As we make this climb to the top, it shapes us. We learn so much about who we are and who we want to be. We learn to survive, then thrive. Then a moment happens—we look around and realize we have reached an apex. We did it. We accomplished a climb we once thought impossible. We celebrate. We are happy.
Then, before we know it, the moment is gone, and we see that the climb is not over. Standing in front of us is another mountain. Then the oddest thing happens: we are so full of fear that we start to think we can’t climb the next one. What we just did, we don’t believe we can do again.
So why is it that no matter how many mountains we climb, we look at the next one and ask ourselves if we have what it takes? Why do we continuously doubt ourselves during transitions? When will we start to realize that our past climbs are proof that we can climb mountains? It never ceases to amaze me how strong people are during the climb and how proud they feel standing atop their mountain, raising their flag—yet I am equally amazed at how resistant we can be to the next climb. This resistance is normal, but I hope to encourage you to see it differently.
So we face a new mountain. It isn’t that we don’t prepare for it or dismiss the seriousness of the venture—it will have new challenges—but we don’t need to approach it with the same fear or anxiety as we take our first steps toward it.
It helps to remind ourselves that nothing lasts forever, and the only constant in life is change. In other words, expect that you will climb another mountain and accept it as part of being human. As I am climbing a mountain right now, like many of you, I have come to understand that most of life is climbing. We must learn to enjoy the climb, or we will spend the majority of our lives in struggle or unhappiness.
The climb is the reward, not the apex. If we grow from our journey, we should fall in love with the opportunity to climb—not just with reaching the goal. How often do we accomplish something only to be met with an anticlimactic realization of its unimportance? It feels like the strike of midnight on New Year’s Eve: nothing changes except the number on the calendar. The night was never about midnight—it was about the 365 days that came before it.
So I encourage you to realize that it was never about the goal, the accomplishment, or the success—it was about doing it. Let go of the stories, the fear, and the resistance created by overthinking, because they prevent the best version of you from fully experiencing life. When you reach your mountaintop and look back at your journey, you will want to love the person who got you there. If you achieve your goals while stressed and worried the entire time, even the greatest success can feel empty.
So what is a goal worth if there is no value in becoming the person who achieves it?

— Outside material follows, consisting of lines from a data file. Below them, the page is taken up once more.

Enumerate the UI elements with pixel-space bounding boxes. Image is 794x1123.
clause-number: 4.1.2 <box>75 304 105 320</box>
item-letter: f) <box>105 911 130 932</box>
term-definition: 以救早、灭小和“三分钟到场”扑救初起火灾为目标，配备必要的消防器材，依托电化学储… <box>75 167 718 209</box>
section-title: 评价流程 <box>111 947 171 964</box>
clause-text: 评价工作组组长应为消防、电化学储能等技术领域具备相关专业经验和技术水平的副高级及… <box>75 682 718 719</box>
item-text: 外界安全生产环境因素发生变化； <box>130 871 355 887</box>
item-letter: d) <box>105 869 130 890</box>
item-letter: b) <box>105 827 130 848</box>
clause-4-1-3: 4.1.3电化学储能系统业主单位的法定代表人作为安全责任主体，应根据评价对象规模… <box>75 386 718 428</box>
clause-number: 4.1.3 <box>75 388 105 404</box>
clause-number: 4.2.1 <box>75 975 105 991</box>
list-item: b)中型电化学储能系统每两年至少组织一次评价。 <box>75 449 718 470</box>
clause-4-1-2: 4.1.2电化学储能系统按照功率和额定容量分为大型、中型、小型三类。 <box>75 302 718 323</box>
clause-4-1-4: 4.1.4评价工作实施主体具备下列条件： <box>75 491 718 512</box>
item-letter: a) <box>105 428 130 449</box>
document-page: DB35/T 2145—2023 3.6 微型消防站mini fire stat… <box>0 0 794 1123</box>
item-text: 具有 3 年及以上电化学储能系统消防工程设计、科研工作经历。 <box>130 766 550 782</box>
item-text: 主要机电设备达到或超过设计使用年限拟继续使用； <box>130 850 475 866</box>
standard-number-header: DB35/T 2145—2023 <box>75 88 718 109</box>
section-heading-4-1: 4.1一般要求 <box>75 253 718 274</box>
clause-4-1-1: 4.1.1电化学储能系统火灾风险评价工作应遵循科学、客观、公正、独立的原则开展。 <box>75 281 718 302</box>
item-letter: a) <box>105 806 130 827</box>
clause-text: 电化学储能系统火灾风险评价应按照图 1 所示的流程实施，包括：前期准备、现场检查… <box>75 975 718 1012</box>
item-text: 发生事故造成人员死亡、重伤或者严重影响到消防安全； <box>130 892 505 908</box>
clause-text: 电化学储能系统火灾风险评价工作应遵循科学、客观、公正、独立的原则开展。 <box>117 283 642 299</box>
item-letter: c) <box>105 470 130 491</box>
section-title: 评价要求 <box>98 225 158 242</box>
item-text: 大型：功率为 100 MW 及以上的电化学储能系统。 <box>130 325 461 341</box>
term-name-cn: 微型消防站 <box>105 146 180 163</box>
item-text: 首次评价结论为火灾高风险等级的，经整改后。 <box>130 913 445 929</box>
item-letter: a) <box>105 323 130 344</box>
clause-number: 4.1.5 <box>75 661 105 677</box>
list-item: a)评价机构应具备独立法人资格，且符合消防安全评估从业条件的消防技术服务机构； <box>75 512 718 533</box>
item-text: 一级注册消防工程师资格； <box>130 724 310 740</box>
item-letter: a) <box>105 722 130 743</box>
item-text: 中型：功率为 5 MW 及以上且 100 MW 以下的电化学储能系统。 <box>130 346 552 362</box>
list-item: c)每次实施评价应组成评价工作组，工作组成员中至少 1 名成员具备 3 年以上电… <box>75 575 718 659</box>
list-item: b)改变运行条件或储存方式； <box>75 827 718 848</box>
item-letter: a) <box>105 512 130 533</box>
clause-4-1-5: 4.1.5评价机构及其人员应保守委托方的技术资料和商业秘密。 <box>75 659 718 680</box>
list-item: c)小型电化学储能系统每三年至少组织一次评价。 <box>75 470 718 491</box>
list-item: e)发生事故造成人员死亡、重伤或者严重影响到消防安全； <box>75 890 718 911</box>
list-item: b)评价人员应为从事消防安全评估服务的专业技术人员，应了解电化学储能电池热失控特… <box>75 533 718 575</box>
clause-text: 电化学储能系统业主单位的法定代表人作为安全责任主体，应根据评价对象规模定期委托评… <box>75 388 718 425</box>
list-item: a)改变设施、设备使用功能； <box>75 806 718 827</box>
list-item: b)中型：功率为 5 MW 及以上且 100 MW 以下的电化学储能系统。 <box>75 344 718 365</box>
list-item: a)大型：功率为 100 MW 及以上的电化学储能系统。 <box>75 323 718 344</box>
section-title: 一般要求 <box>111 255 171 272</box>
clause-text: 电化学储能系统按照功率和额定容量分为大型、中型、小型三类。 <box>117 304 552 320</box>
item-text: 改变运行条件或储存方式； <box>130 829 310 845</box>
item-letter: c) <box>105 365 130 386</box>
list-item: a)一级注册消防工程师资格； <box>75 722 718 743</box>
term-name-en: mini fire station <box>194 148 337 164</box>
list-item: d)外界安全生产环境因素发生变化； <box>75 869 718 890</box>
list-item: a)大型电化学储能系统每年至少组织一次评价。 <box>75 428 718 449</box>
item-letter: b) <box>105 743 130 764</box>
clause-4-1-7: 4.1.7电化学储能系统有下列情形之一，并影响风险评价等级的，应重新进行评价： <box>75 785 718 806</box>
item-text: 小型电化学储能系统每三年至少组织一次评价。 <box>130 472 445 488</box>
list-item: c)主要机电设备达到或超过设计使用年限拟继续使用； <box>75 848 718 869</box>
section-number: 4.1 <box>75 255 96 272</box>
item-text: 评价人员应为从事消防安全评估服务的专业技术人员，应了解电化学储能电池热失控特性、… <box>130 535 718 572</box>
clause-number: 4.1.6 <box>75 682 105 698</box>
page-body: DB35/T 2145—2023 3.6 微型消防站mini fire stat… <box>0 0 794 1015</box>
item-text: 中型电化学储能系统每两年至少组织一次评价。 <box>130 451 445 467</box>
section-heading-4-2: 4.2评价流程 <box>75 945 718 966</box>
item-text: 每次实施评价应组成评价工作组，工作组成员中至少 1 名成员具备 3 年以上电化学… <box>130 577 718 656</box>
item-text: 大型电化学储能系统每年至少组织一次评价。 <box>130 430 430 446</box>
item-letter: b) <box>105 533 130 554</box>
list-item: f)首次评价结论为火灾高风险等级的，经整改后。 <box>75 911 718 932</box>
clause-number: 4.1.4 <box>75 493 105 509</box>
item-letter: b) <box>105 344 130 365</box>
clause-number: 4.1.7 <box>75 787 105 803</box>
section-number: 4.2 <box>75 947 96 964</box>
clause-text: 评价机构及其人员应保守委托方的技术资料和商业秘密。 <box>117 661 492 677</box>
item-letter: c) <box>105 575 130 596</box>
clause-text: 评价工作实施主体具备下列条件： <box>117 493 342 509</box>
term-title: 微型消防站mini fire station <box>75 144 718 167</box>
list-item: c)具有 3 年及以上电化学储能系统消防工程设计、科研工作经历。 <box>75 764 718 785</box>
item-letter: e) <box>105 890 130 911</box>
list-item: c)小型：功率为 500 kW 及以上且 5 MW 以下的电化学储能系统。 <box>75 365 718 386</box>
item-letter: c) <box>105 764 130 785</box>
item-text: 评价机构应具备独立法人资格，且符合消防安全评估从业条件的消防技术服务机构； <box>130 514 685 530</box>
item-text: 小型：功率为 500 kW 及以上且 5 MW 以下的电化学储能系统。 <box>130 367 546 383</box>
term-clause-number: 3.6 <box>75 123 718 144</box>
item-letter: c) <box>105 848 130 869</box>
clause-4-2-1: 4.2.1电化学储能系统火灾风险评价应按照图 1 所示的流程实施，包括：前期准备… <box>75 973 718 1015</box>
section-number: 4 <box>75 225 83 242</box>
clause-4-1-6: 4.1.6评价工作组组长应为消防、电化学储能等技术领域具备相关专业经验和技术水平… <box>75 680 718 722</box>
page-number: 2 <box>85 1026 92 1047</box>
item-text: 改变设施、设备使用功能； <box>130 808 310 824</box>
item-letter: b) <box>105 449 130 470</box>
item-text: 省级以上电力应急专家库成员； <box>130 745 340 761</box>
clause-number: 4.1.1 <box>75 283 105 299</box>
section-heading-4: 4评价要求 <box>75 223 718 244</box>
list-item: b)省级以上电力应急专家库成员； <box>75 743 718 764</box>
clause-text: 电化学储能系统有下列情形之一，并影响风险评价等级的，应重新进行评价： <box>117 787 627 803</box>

This changed for me years ago when I was asked what my “dream” was. Before understanding the importance of being present, I might have answered with an arbitrary goal—being on stage with Tony Robbins or hitting a financial milestone. Instead, my response was, “What I am doing now.” It was laughed off, but I was serious. Even as I write this, I am living my dream. I am writing about something I care deeply about for people I care about, hoping to influence them to do the same. Where else can we live our dream but in moments of action? Wake up every day and realize that those small steps are the dream—you are already in it. Congratulations don’t need to wait for the end; they exist in the now.